M. Fantin père à son chevalet

Plongé dans l’ombre de l’atelier, le modèle est le père de l’artiste, Jean-Théodore Fantin-Latour (1805-1875). Il reçoit une formation de peintre à Grenoble où il s’installera entre 1831 et 1841.
À Paris, il expose au Salon et contribue à remettre le pastel au goût du jour. Le Musée de Grenoble conserve quatre huiles sur toile (des portraits de famille) et dix-huit dessins de sa main, légués par Victoria Fantin-Latour, selon de souhait de Fantin qui manifestait ainsi son attachement à l’œuvre de celui qui fut son premier et exigeant professeur de dessin.
Cette feuille, un grand format exécuté au crayon lithographique sur un calque autographique, est la répétition tardive d’un dessin de 1859 conservé au musée du Louvre[1] et choisi par Fantin pour être présenté à l’unique exposition de ses dessins organisée en 1902 par la galerie Tempelaere[2].

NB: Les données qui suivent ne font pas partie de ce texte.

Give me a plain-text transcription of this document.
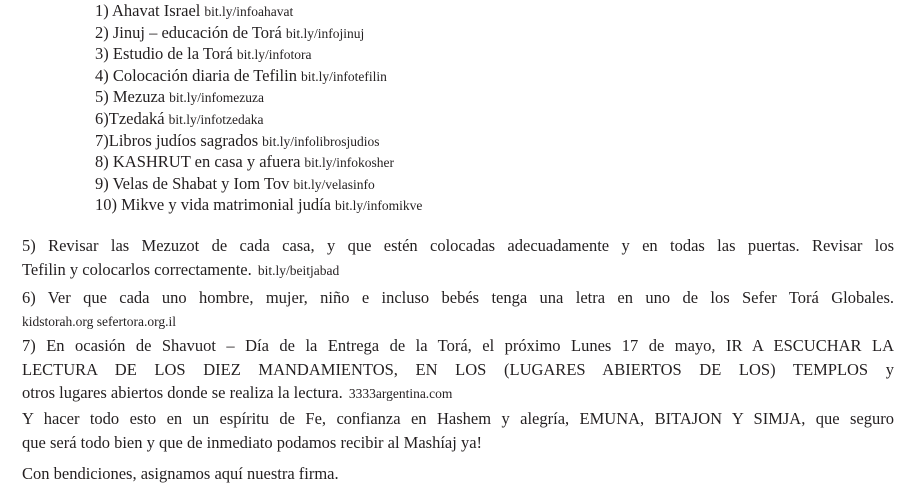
1) Ahavat Israel bit.ly/infoahavat
2) Jinuj – educación de Torá bit.ly/infojinuj
3) Estudio de la Torá bit.ly/infotora
4) Colocación diaria de Tefilin bit.ly/infotefilin
5) Mezuza bit.ly/infomezuza
6)Tzedaká bit.ly/infotzedaka
7)Libros judíos sagrados bit.ly/infolibrosjudios
8) KASHRUT en casa y afuera bit.ly/infokosher
9) Velas de Shabat y Iom Tov bit.ly/velasinfo
10) Mikve y vida matrimonial judía bit.ly/infomikve
5) Revisar las Mezuzot de cada casa, y que estén colocadas adecuadamente y en todas las puertas. Revisar los
Tefilin y colocarlos correctamente. bit.ly/beitjabad
6) Ver que cada uno hombre, mujer, niño e incluso bebés tenga una letra en uno de los Sefer Torá Globales.
kidstorah.org sefertora.org.il
7) En ocasión de Shavuot – Día de la Entrega de la Torá, el próximo Lunes 17 de mayo, IR A ESCUCHAR LA
LECTURA DE LOS DIEZ MANDAMIENTOS, EN LOS (LUGARES ABIERTOS DE LOS) TEMPLOS y
otros lugares abiertos donde se realiza la lectura. 3333argentina.com
Y hacer todo esto en un espíritu de Fe, confianza en Hashem y alegría, EMUNA, BITAJON Y SIMJA, que seguro
que será todo bien y que de inmediato podamos recibir al Mashíaj ya!
Con bendiciones, asignamos aquí nuestra firma.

Pour autant, l’artiste ne tira pas la lithographie projetée. Peut-être faut-il incriminer une certaine raideur dans l’exécution et l’excès de crayon noir qui a plissé la feuille [3]. Seul le jour de la fenêtre haute, prodiguant un rai de lumière sur les outils de la création (la main tenant le pinceau, la toile blanche en cours d’exécution, le chevalet et le meuble à couleurs), interrompt la monotonie des hachures épaisses et régulières. Nul doute cependant qu’une fois le dessin sur papier reporté sur la pierre, l’artiste n’eût éclairé et animé au grattoir ces zones d’ombre, qui étaient plus fouillées dans la première version du Louvre.
La silhouette élancée et l’allure juvénile du modèle n’évoquent pas l’homme d’une cinquantaine d’années auquel devait ressembler Théodore au moment de la première version du portrait.
En outre, deux portraits de lui par son fils, conservés à Grenoble, nous restituent une physionomie tout autre[4]. Physionomie que le clair-obscur et la pose choisie, de trois quarts perdus, dérobent ici plus qu’ils ne révèlent. Ces choix paradoxaux invitent à voir dans cette évocation d’un peintre solitaire et absorbé, caractéristique des scènes d’intérieur immobiles et recueillies des débuts de Fantin, moins un portrait qu’une image atemporelle de la création[5]. C’est aussi l’une des premières scènes d’atelier, thème cher à l’artiste, qui contribuera à sa renommée, notamment avec Un atelier aux Batignolles (Salon de 1870, Paris, musée d’Orsay).
[1] Artiste peignant assis, fusain sur papier brun, 41x29,2 cm, Paris, musée du Louvre, département des Arts graphiques, fonds du musée d’Orsay, RF 12 813 recto (FL 127).
[2] Voir FL 1485. Pour l’exposition chez Tempelaere, voir aussi le catalogue manuscrit de l’exposition, n°1 dans Recueil Tempelaere et Clément-Janin, 1903, p. 256.
[3] Voir 1982-1983 Paris-Ottawa-San Francisco, cat. exp., p.280.
[4] Voir MG IS 69-33 et MG IS 69-34.
[5] L’identité du modèle est donnée par le catalogue de Victoria Fantin-Latour.